Trump repeatedly endorsed the idea that law enforcement should use lethal force against nonlethal threats. At one point in 2018, he announced that he was encouraging officers at the border who came across migrants throwing rocks to “consider that a firearm.” He made a similar argument in June of last year, telling a conference call of governors that “when somebody’s throwing a rock that’s like shooting a gun,” and insisting that “you’re allowed to fight back.”

That call followed protests that erupted in May last year after a Minneapolis police officer killed George Floyd, a Black man. Trump quickly seized on the sporadic violence that followed as central to his reelection bid. While there was “no reason” that Babbitt should have lost her life, Trump last year warned ominously that “when the looting starts, the shooting starts,” picking up a line about extrajudicial punishments used by Miami’s chief of police in 1967, someone who once said his department didn’t “mind being accused of police brutality.”

Trump tried to explain this away, claiming that he just meant that looting would lead to shooting by various, non-law-enforcement people. While there was little reason to accept this rationalization at the time, it was further undermined by the revelation this year that Trump had broadly endorsed shooting protesters last year, if only in the leg or the foot, as a means of “being hard on them.”

After shooting deaths at two protests, Trump took dramatically different positions on the alleged shooters entirely contingent on their politics. Teenager Kyle Rittenhouse’s shooting of multiple people in Kenosha, Wis., was a result of his being “very violently attacked” before he fired, Trump said, insisting that this was “something that we’re looking at right now” — implying that his administration might find some rationalization for the incident. Administration staffers were instructed to publicly defend Rittenhouse, who was publicly supportive of law enforcement and had attended a Trump rally. Rittenhouse is still awaiting trial.

Michael Reinoehl, accused of shooting and killing a Trump supporter in Portland, will not face trial. He was shot and killed by U.S. Marshals who confronted him near his car. Eyewitnesses say that Reinoehl was unarmed; a handgun was found in his pocket.

Trump had no qualms about Reinoehl’s fate.

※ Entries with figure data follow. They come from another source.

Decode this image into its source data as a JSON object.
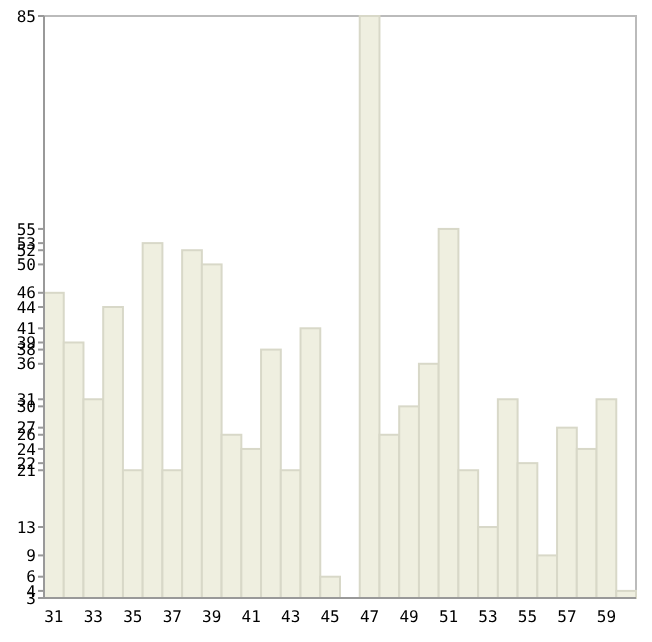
{
  "chart_data": {
    "type": "bar",
    "categories": [
      "31",
      null,
      "33",
      null,
      "35",
      null,
      "37",
      null,
      "39",
      null,
      "41",
      null,
      "43",
      null,
      "45",
      null,
      "47",
      null,
      "49",
      null,
      "51",
      null,
      "53",
      null,
      "55",
      null,
      "57",
      null,
      "59",
      null
    ],
    "values": [
      46,
      39,
      31,
      44,
      21,
      53,
      21,
      52,
      50,
      26,
      24,
      38,
      21,
      41,
      6,
      null,
      85,
      26,
      30,
      36,
      55,
      21,
      13,
      31,
      22,
      9,
      27,
      24,
      31,
      4
    ],
    "color": "#efefe0",
    "ylim": [
      3,
      85
    ],
    "yticks": [
      3,
      4,
      6,
      9,
      13,
      21,
      22,
      24,
      26,
      27,
      30,
      31,
      36,
      38,
      39,
      41,
      44,
      46,
      50,
      52,
      53,
      55,
      85
    ],
    "grid": false
  }
}
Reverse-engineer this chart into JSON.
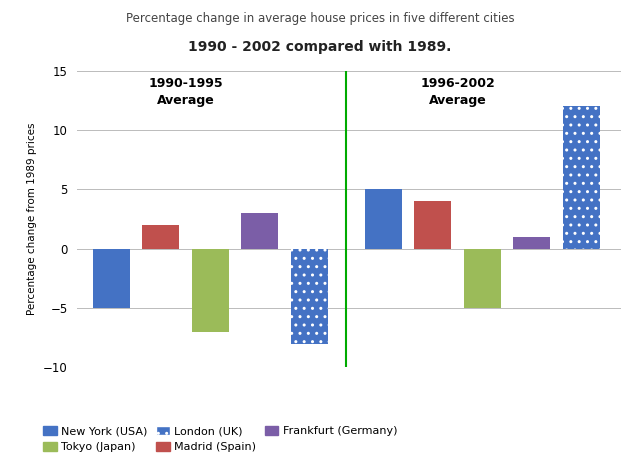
{
  "title_line1": "Percentage change in average house prices in five different cities",
  "title_line2_part1": "1990 - 2002",
  "title_line2_part2": " compared with ",
  "title_line2_part3": "1989.",
  "ylabel": "Percentage change from 1989 prices",
  "ylim": [
    -10,
    15
  ],
  "yticks": [
    -10,
    -5,
    0,
    5,
    10,
    15
  ],
  "period1_label_line1": "1990-1995",
  "period1_label_line2": "Average",
  "period2_label_line1": "1996-2002",
  "period2_label_line2": "Average",
  "period1_order": [
    "New York (USA)",
    "Madrid (Spain)",
    "Tokyo (Japan)",
    "Frankfurt (Germany)",
    "London (UK)"
  ],
  "period2_order": [
    "New York (USA)",
    "Madrid (Spain)",
    "Tokyo (Japan)",
    "Frankfurt (Germany)",
    "London (UK)"
  ],
  "colors": {
    "New York (USA)": "#4472C4",
    "Tokyo (Japan)": "#9BBB59",
    "London (UK)": "#4472C4",
    "Madrid (Spain)": "#C0504D",
    "Frankfurt (Germany)": "#7B5EA7"
  },
  "period1_values": {
    "New York (USA)": -5,
    "Madrid (Spain)": 2,
    "Tokyo (Japan)": -7,
    "Frankfurt (Germany)": 3,
    "London (UK)": -8
  },
  "period2_values": {
    "New York (USA)": 5,
    "Madrid (Spain)": 4,
    "Tokyo (Japan)": -5,
    "Frankfurt (Germany)": 1,
    "London (UK)": 12
  },
  "divider_color": "#00AA00",
  "background_color": "#FFFFFF",
  "grid_color": "#BBBBBB",
  "bar_width": 0.75,
  "p1_positions": [
    1,
    2,
    3,
    4,
    5
  ],
  "p2_positions": [
    6.5,
    7.5,
    8.5,
    9.5,
    10.5
  ],
  "xlim": [
    0.3,
    11.3
  ]
}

“The U.S. Marshals went in to get him. And in a short period of time, they ended in a gunfight,” Trump said, misrepresenting the confrontation. “This guy was a violent criminal and the U.S. Marshals killed him. And I will tell you something: That’s the way it has to be. There has to be retribution when you have crime like this.”

Four months later, Babbitt was shot and killed by an officer tasked with protecting members of Congress who were fleeing the angry mob of which she was a part. In that case, Trump publicly and repeatedly undercut the decision for no obvious reason other than the cause that was spurring Babbitt’s behavior.

This matters for one simple reason. Trump continues to hold a position of influence within the Republican Party and seems likely, if not certain, to run again for president in 2024. His embrace of political violence before the 2016 election was noted and noteworthy, but it’s now metastasized. Trump is publicly defending and helping reframe the reputation of a woman who was part of an effort to engage in political violence on his behalf. By extension, he’s defending and reframing the violence itself.

Babbitt’s mother also spoke at the event last weekend. She cast her daughter’s death as being a function of a willingness to challenge power. She also disparaged the speaker of the House, Nancy Pelosi (D-Calif.).

“I see no children in this room, so I will go ahead and say it,” she said: “[expletive] off and die, Nancy Pelosi!”

That, of course, is the fate that Officer Byrd was trying to prevent.